Want Want has always possessed the organizational DNA to open up markets by relying on blockbuster products. In its early years, the company manufactured canned foods in Taiwan. It later went to Japan, where it learned about rice crackers, building its Want Want brand on the success of products like its Shelly Senbei Rice Crackers. After entering Mainland China, its Want Want Hot-Kid Milk Drink established it as a national brand.
But while such blockbuster products can establish a foundation, they eventually plateau.

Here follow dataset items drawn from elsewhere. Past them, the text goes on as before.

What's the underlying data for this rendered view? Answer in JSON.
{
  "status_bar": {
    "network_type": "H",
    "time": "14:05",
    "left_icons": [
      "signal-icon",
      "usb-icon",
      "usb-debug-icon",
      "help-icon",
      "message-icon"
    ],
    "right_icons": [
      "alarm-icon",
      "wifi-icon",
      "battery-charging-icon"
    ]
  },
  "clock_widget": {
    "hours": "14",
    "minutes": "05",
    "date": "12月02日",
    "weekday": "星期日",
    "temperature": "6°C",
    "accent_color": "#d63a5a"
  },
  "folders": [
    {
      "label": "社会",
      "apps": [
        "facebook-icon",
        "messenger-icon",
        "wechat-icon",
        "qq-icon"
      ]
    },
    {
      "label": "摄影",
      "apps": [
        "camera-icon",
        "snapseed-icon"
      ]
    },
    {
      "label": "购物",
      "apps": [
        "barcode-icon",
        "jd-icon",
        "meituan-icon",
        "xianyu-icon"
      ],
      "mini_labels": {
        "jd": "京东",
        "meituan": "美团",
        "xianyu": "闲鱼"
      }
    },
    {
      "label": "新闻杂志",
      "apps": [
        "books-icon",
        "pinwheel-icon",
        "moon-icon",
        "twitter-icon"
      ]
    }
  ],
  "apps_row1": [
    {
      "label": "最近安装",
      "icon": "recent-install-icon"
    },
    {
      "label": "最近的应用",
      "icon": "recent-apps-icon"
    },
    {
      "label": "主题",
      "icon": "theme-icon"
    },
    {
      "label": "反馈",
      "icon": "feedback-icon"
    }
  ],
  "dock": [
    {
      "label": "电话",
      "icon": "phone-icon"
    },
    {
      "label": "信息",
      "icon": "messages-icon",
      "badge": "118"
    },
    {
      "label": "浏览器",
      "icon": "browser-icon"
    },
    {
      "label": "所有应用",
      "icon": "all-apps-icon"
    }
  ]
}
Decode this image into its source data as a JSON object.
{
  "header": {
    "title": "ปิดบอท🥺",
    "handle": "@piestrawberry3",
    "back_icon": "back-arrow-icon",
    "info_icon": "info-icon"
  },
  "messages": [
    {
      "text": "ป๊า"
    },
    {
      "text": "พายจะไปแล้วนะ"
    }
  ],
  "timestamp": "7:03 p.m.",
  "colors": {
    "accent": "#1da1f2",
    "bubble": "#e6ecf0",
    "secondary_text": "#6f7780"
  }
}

Conversely, the company’s new beverage products and niche categories such as candies and ice products under the snack foods segment recorded faster growth.
Among those, the most outstanding performer was the snack foods segment, whose revenue climbed 10.4% to 5.92 billion yuan, as sales volume also achieved double-digit growth. Benefiting from increased volume for new products such as gummies, squeeze candy and compressed milk candy tablets, revenue from the company’s candies category reached an all-time high. That shows Want Want’s growth narrative has shifted toward more niche categories and diverse consumption scenarios.
As for last year’s profit decline, the drop owed to a confluence of factors, including rising costs and transitional expenses. Among these, the cost of goods sold rose by 6.3% to 13.1 billion yuan, which was primarily the result of rising costs for imported whole milk powder and palm oil. At the same time, distribution costs increased by 16.9% to 3.54 billion yuan, as the company developed new channels and promoted new products, while administrative expenses also grew by 11.4% to 3.35 billion yuan.
When compared to its peers, Want Want’s split situation of rising revenue but falling profits looks awkward. Tingyi (0322.HK) saw its revenue drop by 2% to 79.07 billion yuan in 2025, but its net profit rose by 20.5%. Similarly, Uni-President China’s (0220.HK) profit also rose by 10.9%. By comparison, Want Want’s failure to convert revenue growth into profit growth shows its channel overhaul and marketing investments are still weighing on its margins.
Fortunately, Want Want remains a cash-rich company. The company’s cash and long-term bank deposits totaled 15.86 billion yuan at the end of March. Its total borrowings fell to 2.66 billion yuan, giving it net cash of 13.2 billion yuan. The company recorded net cash inflow from operating activities of 4.5 billion yuan for the year, which is enough to support its continued investments in new channels, new products and overseas expansion.
Still, investors appear impatient to see better post-overhaul results. Want Want’s stock plunged by 18.7% over the two trading days after it published its latest results, bringing its losses to 32.5% over the past six months. The shares currently trade at a trailing price-to-earnings (P/E) ratio of about 8.5 times, lower than Tingyi’s 11 times and Uni-President’s 12.7 times.
Investors may be worried over the high price Want Want is paying for its revenue growth. To change that, the company needs to show that specialty snack retail, emerging channels and new products are not solely generating sales volume, but are also capable of recapturing the same kind of lucrative profits that Want Want’s blockbuster products commanded in an earlier era.